Beberapa waktu lalu, saya berdiskusi dengan seorang teman---sebut saja namanya Rahmat. Kami bercerita soal pernikahan sambil menggenggam rokok yang tak kunjung dinyalakan. Rahmat tersenyum kecut, lalu berkata, "Saya kira, selama ini jadi suami yang baik dan penuh tanggungjawab sudah cukup. Tapi ternyata, kalau kurang uang, ya ditinggal."
Rahmat bukan hanya kehilangan istri. Ia juga kehilangan rasa percaya diri sebagai laki-laki dan sebagai seorang ayah. Istrinya berselingkuh, lalu menikah. Rahmat bilang, bahkan suatu waktu ia pernah kepikiran untuk mengakhiri hidupnya dengan tali yang sudah disiapkan. Tapi, ketika membayangkan wajah kedua anaknya yang belum paham apa itu pernikahan dan perselingkuhan, ia kemudian membatalkan niatnya. Hidup Rahmat tetap berlanjut---meski sejak itu, senyumnya tak pernah penuh.
Jika suatu hari itu tibaÂ
Cerita Rahmat mengguncang banyak hal dalam diri saya. Saya jadi berpikir tentang mahar, cinta, dan nilai-nilai yang makin hari makin kalah oleh harga. Jika suatu hari saya menikah, lalu istri saya mengkhianati cinta setelah ijab kabul, mungkinkah mahar yang saya bawa hanya terasa seperti ongkos untuk kesenangan yang murahan? Padahal, saya berpikir bahwa pernikahan itu adalah ibadah menuju surga, seperti yang dikatakan oleh orang-orang pada umumnya.

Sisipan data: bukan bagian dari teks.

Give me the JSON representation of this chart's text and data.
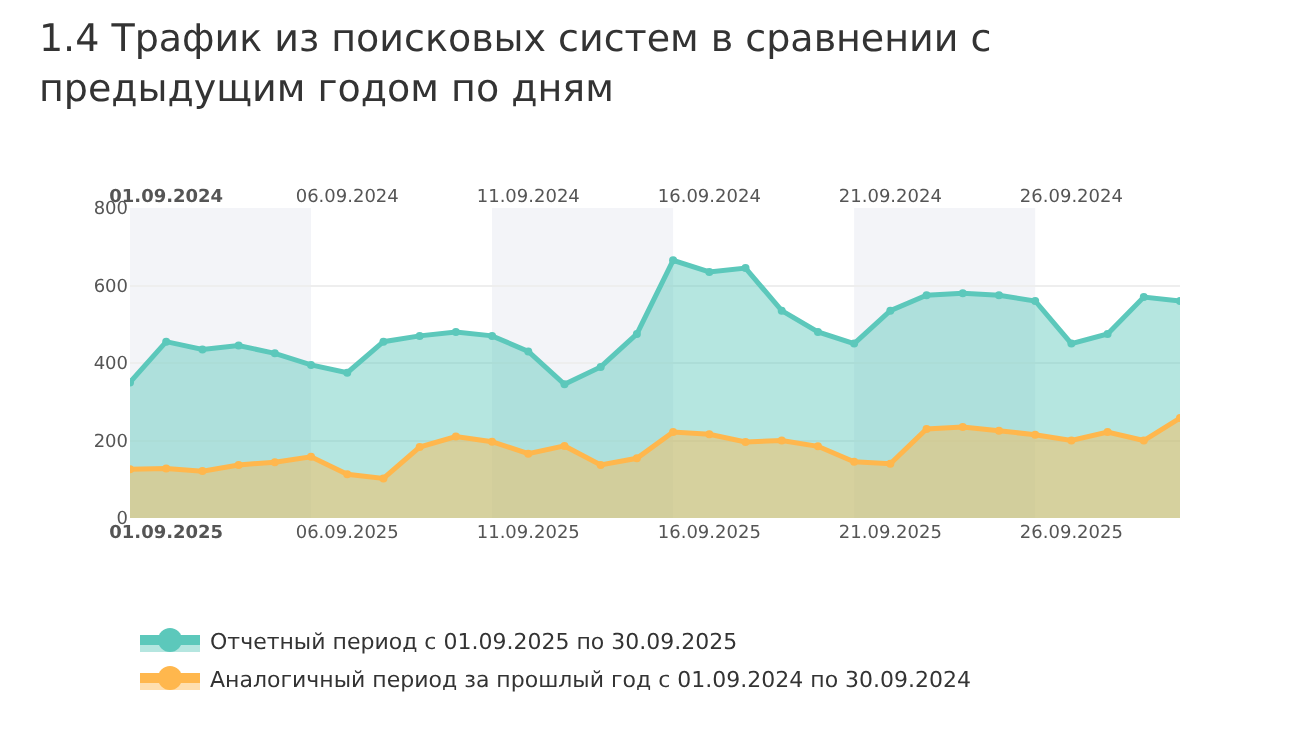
{
  "chart_data": {
    "type": "area",
    "title": "1.4 Трафик из поисковых систем в сравнении с предыдущим годом по дням",
    "x": [
      "2025-09-01",
      "2025-09-02",
      "2025-09-03",
      "2025-09-04",
      "2025-09-05",
      "2025-09-06",
      "2025-09-07",
      "2025-09-08",
      "2025-09-09",
      "2025-09-10",
      "2025-09-11",
      "2025-09-12",
      "2025-09-13",
      "2025-09-14",
      "2025-09-15",
      "2025-09-16",
      "2025-09-17",
      "2025-09-18",
      "2025-09-19",
      "2025-09-20",
      "2025-09-21",
      "2025-09-22",
      "2025-09-23",
      "2025-09-24",
      "2025-09-25",
      "2025-09-26",
      "2025-09-27",
      "2025-09-28",
      "2025-09-29",
      "2025-09-30"
    ],
    "series": [
      {
        "name": "Отчетный период с 01.09.2025 по 30.09.2025",
        "color": "#5cc8bb",
        "values": [
          350,
          455,
          435,
          445,
          425,
          395,
          375,
          455,
          470,
          480,
          470,
          430,
          345,
          390,
          475,
          665,
          635,
          645,
          535,
          480,
          450,
          535,
          575,
          580,
          575,
          560,
          450,
          475,
          570,
          560
        ]
      },
      {
        "name": "Аналогичный период за прошлый год с 01.09.2024 по 30.09.2024",
        "color": "#ffb74d",
        "values": [
          126,
          128,
          121,
          137,
          144,
          158,
          113,
          102,
          183,
          210,
          197,
          166,
          186,
          137,
          154,
          222,
          216,
          196,
          200,
          185,
          145,
          140,
          230,
          235,
          225,
          215,
          200,
          222,
          200,
          258
        ]
      }
    ],
    "xlim": [
      "2025-09-01",
      "2025-09-30"
    ],
    "xticks": [
      {
        "value": "2025-09-02",
        "label": "01.09.2025"
      },
      {
        "value": "2025-09-07",
        "label": "06.09.2025"
      },
      {
        "value": "2025-09-12",
        "label": "11.09.2025"
      },
      {
        "value": "2025-09-17",
        "label": "16.09.2025"
      },
      {
        "value": "2025-09-22",
        "label": "21.09.2025"
      },
      {
        "value": "2025-09-27",
        "label": "26.09.2025"
      }
    ],
    "x2lim": [
      "2024-09-01",
      "2024-09-30"
    ],
    "x2ticks": [
      {
        "value": "2024-09-02",
        "label": "01.09.2024"
      },
      {
        "value": "2024-09-07",
        "label": "06.09.2024"
      },
      {
        "value": "2024-09-12",
        "label": "11.09.2024"
      },
      {
        "value": "2024-09-17",
        "label": "16.09.2024"
      },
      {
        "value": "2024-09-22",
        "label": "21.09.2024"
      },
      {
        "value": "2024-09-27",
        "label": "26.09.2024"
      }
    ],
    "ylim": [
      0,
      800
    ],
    "yticks": [
      0,
      200,
      400,
      600,
      800
    ],
    "bands": [
      {
        "axis": "x",
        "from": "2025-09-01",
        "to": "2025-09-06",
        "color": "#f3f4f8"
      },
      {
        "axis": "x",
        "from": "2025-09-11",
        "to": "2025-09-16",
        "color": "#f3f4f8"
      },
      {
        "axis": "x",
        "from": "2025-09-21",
        "to": "2025-09-26",
        "color": "#f3f4f8"
      }
    ],
    "grid": "y",
    "legend": "bottom left",
    "marker": "circle",
    "line_style": "solid"
  }
}
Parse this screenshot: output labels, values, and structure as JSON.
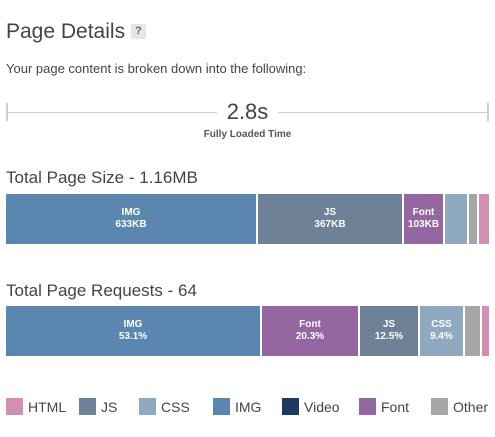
{
  "header": {
    "title": "Page Details",
    "help": "?",
    "subtitle": "Your page content is broken down into the following:"
  },
  "timeline": {
    "value": "2.8s",
    "label": "Fully Loaded Time"
  },
  "colors": {
    "HTML": "#d18fb3",
    "JS": "#6f8196",
    "CSS": "#8fa9c1",
    "IMG": "#5a86b0",
    "Video": "#1c3a63",
    "Font": "#9467a2",
    "Other": "#a6a6a6"
  },
  "page_size": {
    "title": "Total Page Size - 1.16MB",
    "segments": [
      {
        "type": "IMG",
        "name": "IMG",
        "value": "633KB",
        "fraction": 0.521
      },
      {
        "type": "JS",
        "name": "JS",
        "value": "367KB",
        "fraction": 0.302
      },
      {
        "type": "Font",
        "name": "Font",
        "value": "103KB",
        "fraction": 0.085
      },
      {
        "type": "CSS",
        "name": "",
        "value": "",
        "fraction": 0.05
      },
      {
        "type": "Other",
        "name": "",
        "value": "",
        "fraction": 0.02
      },
      {
        "type": "HTML",
        "name": "",
        "value": "",
        "fraction": 0.015
      }
    ]
  },
  "page_requests": {
    "title": "Total Page Requests - 64",
    "segments": [
      {
        "type": "IMG",
        "name": "IMG",
        "value": "53.1%",
        "fraction": 0.531
      },
      {
        "type": "Font",
        "name": "Font",
        "value": "20.3%",
        "fraction": 0.203
      },
      {
        "type": "JS",
        "name": "JS",
        "value": "12.5%",
        "fraction": 0.125
      },
      {
        "type": "CSS",
        "name": "CSS",
        "value": "9.4%",
        "fraction": 0.094
      },
      {
        "type": "Other",
        "name": "",
        "value": "",
        "fraction": 0.035
      },
      {
        "type": "HTML",
        "name": "",
        "value": "",
        "fraction": 0.016
      }
    ]
  },
  "legend": [
    {
      "type": "HTML",
      "label": "HTML"
    },
    {
      "type": "JS",
      "label": "JS"
    },
    {
      "type": "CSS",
      "label": "CSS"
    },
    {
      "type": "IMG",
      "label": "IMG"
    },
    {
      "type": "Video",
      "label": "Video"
    },
    {
      "type": "Font",
      "label": "Font"
    },
    {
      "type": "Other",
      "label": "Other"
    }
  ]
}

Namun, dari kisah Rahmat ini saya melihat bahwa ternyata ada pernikahan yang tak lagi berdiri di atas cinta, melainkan di atas materi. Ukuran setia jadi setipis saldo ATM. Harapan berumah tangga yang damai tergantikan oleh ekspektasi rumah tangga yang glamor. Dan jika ekspektasi itu tak terpenuhi? Yang dicari bukan solusi, melainkan pengganti.
Saya tahu, tidak semua orang seperti itu. Tapi realitasnya terlalu sering memperlihatkan yang buruk. Bahkan artis yang kaya, terkenal, dan rupawan pun tak luput dari pengkhianatan. Lalu bagaimana dengan saya, yang biasa-biasa saja?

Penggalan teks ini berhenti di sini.